Wildfire Response Will Remain A Priority in State Budget Revision

Governor Gavin Newsom has made it clear that wildfire preparedness and response will remain a critical priority, even as the state faces a budget hole caused by the SARS-Cov2 (COVID-19) pandemic.

In his May Budget Revision, due Thursday, the governor proposed an $85.7 million enhancement for CAL FIRE, which will help with surge capacity ahead of the summer months. The funding would be the first phase of an increase that will add some 600 additional CAL FIRE firefighters over the next five years. The governor’s plan also calls for 26 new engines all throughout California.

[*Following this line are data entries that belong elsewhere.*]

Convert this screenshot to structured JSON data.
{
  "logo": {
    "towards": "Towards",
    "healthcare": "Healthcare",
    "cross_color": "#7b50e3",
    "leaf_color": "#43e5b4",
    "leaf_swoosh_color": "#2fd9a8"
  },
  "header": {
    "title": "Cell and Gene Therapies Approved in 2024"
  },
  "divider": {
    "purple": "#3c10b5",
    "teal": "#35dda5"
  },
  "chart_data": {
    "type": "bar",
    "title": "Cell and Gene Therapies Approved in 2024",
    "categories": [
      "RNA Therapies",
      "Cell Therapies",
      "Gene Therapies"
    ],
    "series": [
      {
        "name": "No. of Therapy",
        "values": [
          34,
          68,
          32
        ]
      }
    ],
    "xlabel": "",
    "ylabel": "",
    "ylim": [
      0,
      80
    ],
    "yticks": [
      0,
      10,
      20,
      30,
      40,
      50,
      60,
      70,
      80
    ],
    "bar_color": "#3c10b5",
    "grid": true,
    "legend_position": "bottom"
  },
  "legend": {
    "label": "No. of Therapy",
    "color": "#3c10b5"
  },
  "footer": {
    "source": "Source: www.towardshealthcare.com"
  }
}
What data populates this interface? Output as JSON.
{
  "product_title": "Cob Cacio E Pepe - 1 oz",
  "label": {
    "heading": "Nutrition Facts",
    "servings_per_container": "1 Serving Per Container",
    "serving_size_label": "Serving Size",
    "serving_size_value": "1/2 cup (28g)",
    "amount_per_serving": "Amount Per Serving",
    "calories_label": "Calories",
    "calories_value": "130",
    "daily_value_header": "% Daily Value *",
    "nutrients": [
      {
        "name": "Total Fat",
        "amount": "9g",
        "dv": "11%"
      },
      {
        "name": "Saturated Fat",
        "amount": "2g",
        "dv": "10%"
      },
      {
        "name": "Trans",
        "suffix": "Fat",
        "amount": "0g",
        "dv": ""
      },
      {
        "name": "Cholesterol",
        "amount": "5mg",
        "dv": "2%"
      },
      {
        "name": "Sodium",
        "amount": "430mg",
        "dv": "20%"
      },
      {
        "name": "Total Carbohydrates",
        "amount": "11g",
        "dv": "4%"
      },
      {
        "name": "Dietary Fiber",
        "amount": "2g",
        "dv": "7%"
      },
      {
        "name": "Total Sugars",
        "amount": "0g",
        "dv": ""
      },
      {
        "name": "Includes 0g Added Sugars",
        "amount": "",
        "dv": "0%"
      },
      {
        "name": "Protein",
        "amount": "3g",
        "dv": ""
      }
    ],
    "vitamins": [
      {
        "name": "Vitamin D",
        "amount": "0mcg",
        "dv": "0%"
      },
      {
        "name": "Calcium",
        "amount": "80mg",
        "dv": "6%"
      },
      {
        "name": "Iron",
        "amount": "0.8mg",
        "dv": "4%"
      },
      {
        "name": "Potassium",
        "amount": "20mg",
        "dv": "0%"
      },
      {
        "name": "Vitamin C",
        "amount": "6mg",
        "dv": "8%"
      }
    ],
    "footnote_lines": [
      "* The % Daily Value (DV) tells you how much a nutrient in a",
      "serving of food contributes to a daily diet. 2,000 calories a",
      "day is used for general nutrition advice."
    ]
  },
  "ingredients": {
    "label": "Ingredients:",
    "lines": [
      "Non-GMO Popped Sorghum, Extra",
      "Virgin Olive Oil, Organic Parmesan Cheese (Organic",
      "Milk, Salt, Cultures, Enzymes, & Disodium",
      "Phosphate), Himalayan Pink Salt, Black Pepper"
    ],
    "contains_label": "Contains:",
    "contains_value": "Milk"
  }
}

“The budget will include enhancements for wildfire preparation and preparedness, as well as suppression strategies and opportunities to be more resilient in our recovery strategies,” said Newsom.

He also proposed a $127 million augmentation for CAL OES, where improving the budget would provide for ongoing monitoring for all types of hazards, including wildfires.

Coronavirus or no coronavirus, the need for enhanced wildfire response and preparedness is clear. According to the United States Drought Monitor, about half of California is under some form of drought. With less precipitation and warmer weather, there is potential of seeing large wildfires by midsummer. Not only can wildfire season begin early, but it is expected to come with more severe force.

California experienced five of the deadliest fires in its history, in the past three years. Over that time, 3.7 million acres were burned, 34,000+ structures were destroyed, and 145 people lost their lives.

“This year is stacking up to be definitely more difficult looking than last year was. We’ve already started burning. We’re already 400 fires ahead of our average for this time of year,” said Thom Porter, CAL FIRE Chief.

Porter said the addition of 600 firefighters will be especially important, as the COVID-19 outbreak increases the urgency to keep small fires from becoming large ones.

“If we keep fires small at the beginning,” said Porter, “we will protect the public and our firefighters from unnecessary exposure to smoke and need to bring them together in congregate settings.”

The state is also putting increased focus on to how to respond in the likely event of a larger-scale event. Cal-OES Director Mark Ghilarducci said incident management teams will likely engage soon, start evacuations sooner, set up more evacuation options and take extra steps to avoid congregate settings for evacuees.

“We are looking at segregating COVID and non-COVID evacuees and possibly using hotel solutions, to provide them with single rooms, rather than congregating in gyms,” Ghilarducci said. “Where we do find we’re using gyms, we will be putting in partitions and air cleaners.”

The governor’s proposal for $127 million for Cal-OES reflects the ongoing critical need for mutual aid response. Last week, Ghilarducci noted that more than 1,000 local agencies that participate in mutual aid remain at the ready to respond, but resources will be critical. When major wildfires strike, state and local agencies dispatch personnel and equipment to respond emergencies across the state.

“Even though we are responding to the coronavirus 24/7,” Ghilarducci noted last week, “we have the … capability – with the agencies and the departments, with our local government partners, and the fire and rescue mutual aid system that we use regularly – to have to move assets and resources in a timely fashion.”

“We’re focused on COVID, but we’ve got to suppress and mitigate these fires,” said Newsom. "We’re not going to step back from our responsibilities to meet this moment.”